Shared Book Reading

Reading with children is an incredibly powerful tool for developing listening comprehension. When done properly, it can serve as an avenue for instruction across all component skills of listening comprehension. Although books are considered written text, when they are read to, rather than by, students, they are transformed into oral text.

Books are a unique source of oral text, as books typically contain more complex vocabulary, syntax, and grammatical structures than is used in conversational language1. Exposure to complex language helps students learn and comprehend it. Additionally, books contain information capable of engaging and expanding students’ knowledge. Books also serve as a catalyst for rich-dialogue, an avenue for language development.

Shared reading is a type of book reading during which an adult uses one or more instructional strategies to engage the student(s) in a fiction or nonfiction text to strengthen students’ language and literacy skills2.

Despite the strength of this practice, the quality of the texts and questions asked can affect the efficacy of it. Choosing high-quality texts is essential, as the words and content within the text are what guide the vocabulary and knowledge development students’ are able to experience. Teaching similar words and content through the use of curated text sets help students make connections among words and related knowledge3. The use  of Content-Rich ELA instruction, which fuses literacy practices such as shared book reading and social studies/science content, can also support knowledge, comprehension, and vocabulary development4.

A key aspect of shared reading is dialogue, or multi-turn conversations facilitated by the practitioner. The text-centered dialogue can be leveraged by the practitioner to provide students with an avenue to hear and produce sophisticated language, receive scaffolding and feedback as they use language to employ higher-level language skills such as inference, and perspective taking, and provide students with the opportunity to deepen their knowledge of skills and content through others’ participation..

Other similar strategies, such as Dialogic Reading, Interactive Read-Alouds and Active Reading have the same instructional potential in that they are text-focused and can be used by practitioners to instruct across all listening comprehension component skills.

1 Kim, Y.-S. G., Boyle, H. N., Zuilkowski, S. S., & Nakamura, P. (2016). Landscape Report on Early Grade Literacy. Washington, D.C.: USAID.

2 Shared book reading early childhood education. WWC | Shared Book Reading. (n.d.). https://ies.ed.gov/ncee/wwc/EvidenceSnapshot/458

3 Cabell, S. Q., Neuman, S. B., Terry, N. P., Dickinson, D. K., Pollard-Durodola, S. D., & Gonzalez, J. E. (2023).
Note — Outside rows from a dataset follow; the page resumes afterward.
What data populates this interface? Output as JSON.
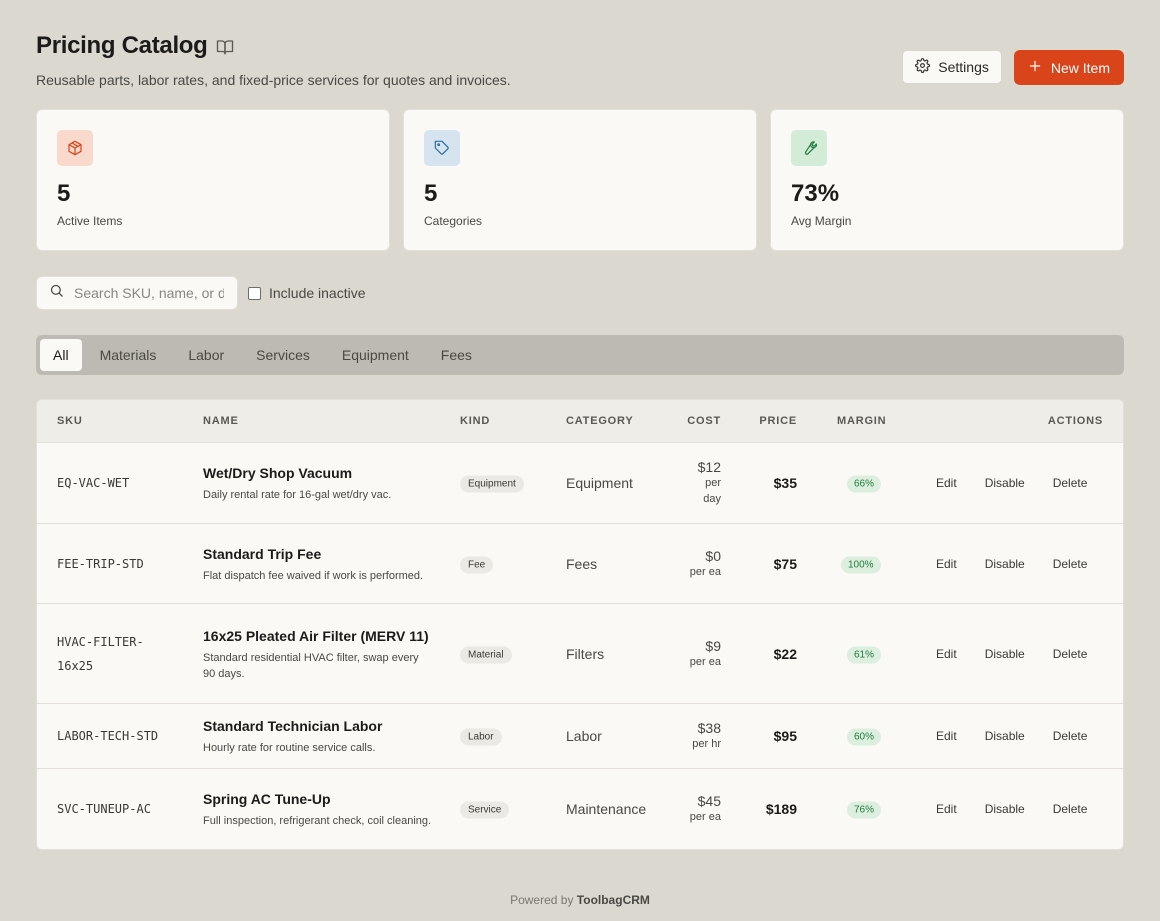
{
  "header": {
    "title": "Pricing Catalog",
    "subtitle": "Reusable parts, labor rates, and fixed-price services for quotes and invoices.",
    "settings_label": "Settings",
    "new_item_label": "New Item"
  },
  "stats": [
    {
      "value": "5",
      "label": "Active Items",
      "icon": "package-icon",
      "color": "#d9441a",
      "bg": "#f8d9cc"
    },
    {
      "value": "5",
      "label": "Categories",
      "icon": "tag-icon",
      "color": "#2d6a9f",
      "bg": "#d5e4ef"
    },
    {
      "value": "73%",
      "label": "Avg Margin",
      "icon": "wrench-icon",
      "color": "#217a3f",
      "bg": "#d3ecd8"
    }
  ],
  "search": {
    "placeholder": "Search SKU, name, or description",
    "include_inactive_label": "Include inactive"
  },
  "tabs": [
    {
      "label": "All",
      "active": true
    },
    {
      "label": "Materials",
      "active": false
    },
    {
      "label": "Labor",
      "active": false
    },
    {
      "label": "Services",
      "active": false
    },
    {
      "label": "Equipment",
      "active": false
    },
    {
      "label": "Fees",
      "active": false
    }
  ],
  "table": {
    "columns": {
      "sku": "SKU",
      "name": "NAME",
      "kind": "KIND",
      "category": "CATEGORY",
      "cost": "COST",
      "price": "PRICE",
      "margin": "MARGIN",
      "actions": "ACTIONS"
    },
    "action_labels": {
      "edit": "Edit",
      "disable": "Disable",
      "delete": "Delete"
    },
    "rows": [
      {
        "sku": "EQ-VAC-WET",
        "name": "Wet/Dry Shop Vacuum",
        "description": "Daily rental rate for 16-gal wet/dry vac.",
        "kind": "Equipment",
        "category": "Equipment",
        "cost": "$12",
        "cost_unit": "per day",
        "price": "$35",
        "margin": "66%"
      },
      {
        "sku": "FEE-TRIP-STD",
        "name": "Standard Trip Fee",
        "description": "Flat dispatch fee waived if work is performed.",
        "kind": "Fee",
        "category": "Fees",
        "cost": "$0",
        "cost_unit": "per ea",
        "price": "$75",
        "margin": "100%"
      },
      {
        "sku": "HVAC-FILTER-16x25",
        "name": "16x25 Pleated Air Filter (MERV 11)",
        "description": "Standard residential HVAC filter, swap every 90 days.",
        "kind": "Material",
        "category": "Filters",
        "cost": "$9",
        "cost_unit": "per ea",
        "price": "$22",
        "margin": "61%"
      },
      {
        "sku": "LABOR-TECH-STD",
        "name": "Standard Technician Labor",
        "description": "Hourly rate for routine service calls.",
        "kind": "Labor",
        "category": "Labor",
        "cost": "$38",
        "cost_unit": "per hr",
        "price": "$95",
        "margin": "60%"
      },
      {
        "sku": "SVC-TUNEUP-AC",
        "name": "Spring AC Tune-Up",
        "description": "Full inspection, refrigerant check, coil cleaning.",
        "kind": "Service",
        "category": "Maintenance",
        "cost": "$45",
        "cost_unit": "per ea",
        "price": "$189",
        "margin": "76%"
      }
    ]
  },
  "footer": {
    "prefix": "Powered by",
    "brand": "ToolbagCRM"
  }
}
Content Literacy: Integrating Social Studies and Language. In Handbook on the science of early literacy (pp. 155–156). essay, The Guilford Press.

4 Cabell, S. Q., Neuman, S. B., Terry, N. P., Dickinson, D. K., Cabell, S. Q., & Hwang, H. (2023). Leveraging Content-Rich English Language Arts Instruction in the Early Grades to Improve Children’s Language Comprehension. In Handbook on the science of early literacy (p. 178). essay, The Guilford Press.